I was waiting for that, and almost even mentioned it. How 'bout this? Only in America! I'm sorry, but hahahahaha. https://answersingenesis.org/dinosa...s-live/what-really-happened-to-the-dinosaurs/
Nah, we have cars ,cigarettes and all the crap we are dumping in the water and our food doing more than guns ever do .
I'm glad the thread has taken on a semi-humorous tone in the wake of a shooting. When we were kids, we only shot cap-guns. Better yet, you would take the strips of caps, put them on the side-walk, and hit them with rocks instead of using the gun. More fun that way. Very primitive, but it worked. Don't ever use Daddy's hammer for that, though. He'd probably bash you in the teeth with it for ruining his tools. Or at least threaten to, haha.

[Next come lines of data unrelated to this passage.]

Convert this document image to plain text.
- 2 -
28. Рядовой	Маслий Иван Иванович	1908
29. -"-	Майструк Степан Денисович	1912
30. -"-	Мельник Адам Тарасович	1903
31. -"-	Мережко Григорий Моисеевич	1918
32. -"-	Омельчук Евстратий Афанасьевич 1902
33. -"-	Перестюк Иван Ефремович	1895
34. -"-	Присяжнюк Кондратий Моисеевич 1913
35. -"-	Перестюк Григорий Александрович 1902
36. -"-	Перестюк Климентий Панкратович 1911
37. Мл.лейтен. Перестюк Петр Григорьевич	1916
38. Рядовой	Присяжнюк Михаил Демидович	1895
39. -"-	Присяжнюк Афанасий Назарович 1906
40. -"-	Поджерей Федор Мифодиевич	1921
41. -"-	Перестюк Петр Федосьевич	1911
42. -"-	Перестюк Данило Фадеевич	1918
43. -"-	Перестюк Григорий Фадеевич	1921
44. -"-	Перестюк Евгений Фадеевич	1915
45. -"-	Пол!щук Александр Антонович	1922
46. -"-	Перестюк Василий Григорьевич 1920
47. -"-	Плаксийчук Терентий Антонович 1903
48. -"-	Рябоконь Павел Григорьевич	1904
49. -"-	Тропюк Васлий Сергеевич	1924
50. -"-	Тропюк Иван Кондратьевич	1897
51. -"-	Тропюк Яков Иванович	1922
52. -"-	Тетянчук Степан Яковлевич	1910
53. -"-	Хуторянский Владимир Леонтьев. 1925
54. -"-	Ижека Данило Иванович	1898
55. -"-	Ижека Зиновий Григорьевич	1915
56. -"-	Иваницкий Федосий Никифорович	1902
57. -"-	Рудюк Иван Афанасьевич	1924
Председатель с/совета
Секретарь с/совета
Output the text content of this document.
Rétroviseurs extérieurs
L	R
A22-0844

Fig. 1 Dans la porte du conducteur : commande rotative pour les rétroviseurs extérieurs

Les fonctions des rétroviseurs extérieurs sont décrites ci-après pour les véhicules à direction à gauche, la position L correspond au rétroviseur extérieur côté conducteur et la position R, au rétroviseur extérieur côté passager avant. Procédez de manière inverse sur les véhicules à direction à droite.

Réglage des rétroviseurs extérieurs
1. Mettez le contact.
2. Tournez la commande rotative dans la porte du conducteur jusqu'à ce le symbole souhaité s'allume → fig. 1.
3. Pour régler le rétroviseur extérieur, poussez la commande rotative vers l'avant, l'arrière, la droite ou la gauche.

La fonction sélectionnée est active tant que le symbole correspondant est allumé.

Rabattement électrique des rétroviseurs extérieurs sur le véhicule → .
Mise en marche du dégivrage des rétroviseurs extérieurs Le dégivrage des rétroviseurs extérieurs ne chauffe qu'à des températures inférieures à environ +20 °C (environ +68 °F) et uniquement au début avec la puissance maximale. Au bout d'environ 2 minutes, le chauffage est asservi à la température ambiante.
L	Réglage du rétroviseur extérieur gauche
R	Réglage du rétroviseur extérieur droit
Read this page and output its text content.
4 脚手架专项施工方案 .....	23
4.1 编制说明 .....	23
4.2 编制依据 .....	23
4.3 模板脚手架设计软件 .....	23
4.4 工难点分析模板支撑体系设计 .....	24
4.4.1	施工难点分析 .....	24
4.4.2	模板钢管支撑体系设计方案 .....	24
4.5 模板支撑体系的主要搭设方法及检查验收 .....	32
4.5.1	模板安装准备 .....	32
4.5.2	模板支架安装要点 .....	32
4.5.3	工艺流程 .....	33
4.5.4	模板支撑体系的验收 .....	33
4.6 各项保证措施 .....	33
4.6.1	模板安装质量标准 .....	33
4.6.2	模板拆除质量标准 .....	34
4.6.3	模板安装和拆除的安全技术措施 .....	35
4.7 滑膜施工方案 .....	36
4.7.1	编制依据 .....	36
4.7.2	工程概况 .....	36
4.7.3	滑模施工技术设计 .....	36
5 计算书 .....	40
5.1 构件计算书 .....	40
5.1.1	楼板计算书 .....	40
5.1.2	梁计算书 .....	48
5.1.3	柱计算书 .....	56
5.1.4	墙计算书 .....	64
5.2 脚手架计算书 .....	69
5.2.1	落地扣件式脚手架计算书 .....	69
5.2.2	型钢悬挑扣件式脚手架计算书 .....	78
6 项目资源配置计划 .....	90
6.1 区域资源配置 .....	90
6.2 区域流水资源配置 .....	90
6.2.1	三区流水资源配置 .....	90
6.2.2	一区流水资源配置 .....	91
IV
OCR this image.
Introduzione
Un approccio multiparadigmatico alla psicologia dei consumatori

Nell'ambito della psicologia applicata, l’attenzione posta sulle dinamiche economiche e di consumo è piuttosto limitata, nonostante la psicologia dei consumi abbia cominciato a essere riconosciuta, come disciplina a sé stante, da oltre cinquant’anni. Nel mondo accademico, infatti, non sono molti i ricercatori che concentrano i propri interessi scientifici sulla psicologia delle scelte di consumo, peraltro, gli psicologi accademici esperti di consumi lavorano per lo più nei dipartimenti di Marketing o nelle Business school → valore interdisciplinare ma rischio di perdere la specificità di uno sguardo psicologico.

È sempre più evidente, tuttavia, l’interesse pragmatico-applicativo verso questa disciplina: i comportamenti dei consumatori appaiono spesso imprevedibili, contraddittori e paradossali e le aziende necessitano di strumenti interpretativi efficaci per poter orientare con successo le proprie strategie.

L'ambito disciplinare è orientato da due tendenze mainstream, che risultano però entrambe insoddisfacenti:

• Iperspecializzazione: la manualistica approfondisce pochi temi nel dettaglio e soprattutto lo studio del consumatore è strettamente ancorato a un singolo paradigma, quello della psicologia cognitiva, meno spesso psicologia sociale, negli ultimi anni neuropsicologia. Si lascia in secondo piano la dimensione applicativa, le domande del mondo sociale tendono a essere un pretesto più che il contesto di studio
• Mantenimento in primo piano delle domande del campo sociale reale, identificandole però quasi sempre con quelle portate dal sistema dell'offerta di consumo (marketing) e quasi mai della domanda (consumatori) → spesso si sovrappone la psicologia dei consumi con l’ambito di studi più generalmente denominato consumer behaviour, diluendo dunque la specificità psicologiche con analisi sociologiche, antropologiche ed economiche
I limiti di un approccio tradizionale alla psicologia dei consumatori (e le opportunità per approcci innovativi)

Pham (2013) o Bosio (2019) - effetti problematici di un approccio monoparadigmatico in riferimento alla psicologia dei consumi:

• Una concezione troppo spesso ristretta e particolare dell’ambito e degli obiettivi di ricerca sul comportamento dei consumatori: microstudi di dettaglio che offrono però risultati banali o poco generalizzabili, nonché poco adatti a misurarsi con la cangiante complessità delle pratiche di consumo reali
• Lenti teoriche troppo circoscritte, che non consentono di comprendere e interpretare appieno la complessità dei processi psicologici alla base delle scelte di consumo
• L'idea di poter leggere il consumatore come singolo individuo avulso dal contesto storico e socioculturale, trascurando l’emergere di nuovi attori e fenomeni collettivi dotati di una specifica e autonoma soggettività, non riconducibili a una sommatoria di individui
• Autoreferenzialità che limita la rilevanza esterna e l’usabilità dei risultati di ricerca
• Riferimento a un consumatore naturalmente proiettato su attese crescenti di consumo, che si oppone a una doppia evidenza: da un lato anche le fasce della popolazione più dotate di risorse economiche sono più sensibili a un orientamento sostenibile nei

I don’t know. My high school had a rifle in every truck in the parking lot all of November with out a single shot being fired. I don’t know what changed.
Never touch dads tools unless you can put it back exactly,and I mean fucking exactly how it was when you found it.
When I was young, you could basically walk into a store with a gun and get cash; no ID, no questions asked. Nothing's changed. . . : ) .
You never met some of the dudes I grew up with. From the "other side of the tracks". Take home pay went to beer and guns.
You got that right. He was really meticulous about it. It became so ingrained that it would send me into a fury with the old man. "You're always stealing my shit! Where's my needle nose pliers? Where's my rubber mallet? Where's my nail sinker? Where's my tin snips? Where's my STAPLE GUN?" "I didn't touch them." "Well, who did? Casper the friendly fckn ghost?" Let's not go anywhere near my wet/dry vac that went AWOL. "No idea." Three months later: "Oh, you know what? I lent it to Gary. I just remembered." Of course this was after I tore the shed apart looking for it, asked my neighbor if he borrowed it, and almost lost my mind. Tools, the apple doesn't fall far from the tree in that orchard - and I'm adopted.
Cattle are one-upping them as far as methane gas goes. Cows and methane gas, it's a real thing. I wonder how much human flatulence adds to the equation. Excuse me while I lift my right ass cheek off my couch and rip off a big one. Man, that felt great. My Mom used to say, "I should send you to Charm School!" "I'd fail." The best one was, "Don't get smart." "Why not?" My Mom was a hair-puller. I'm lucky she didn't bald me.
Bohack's for the win, shout out to Flushing, Queens! Alright, Dad's gonna get mad (Cman60) and yell at us all pretty soon so it's probably best if we go back on topic. And it 's a dire topic.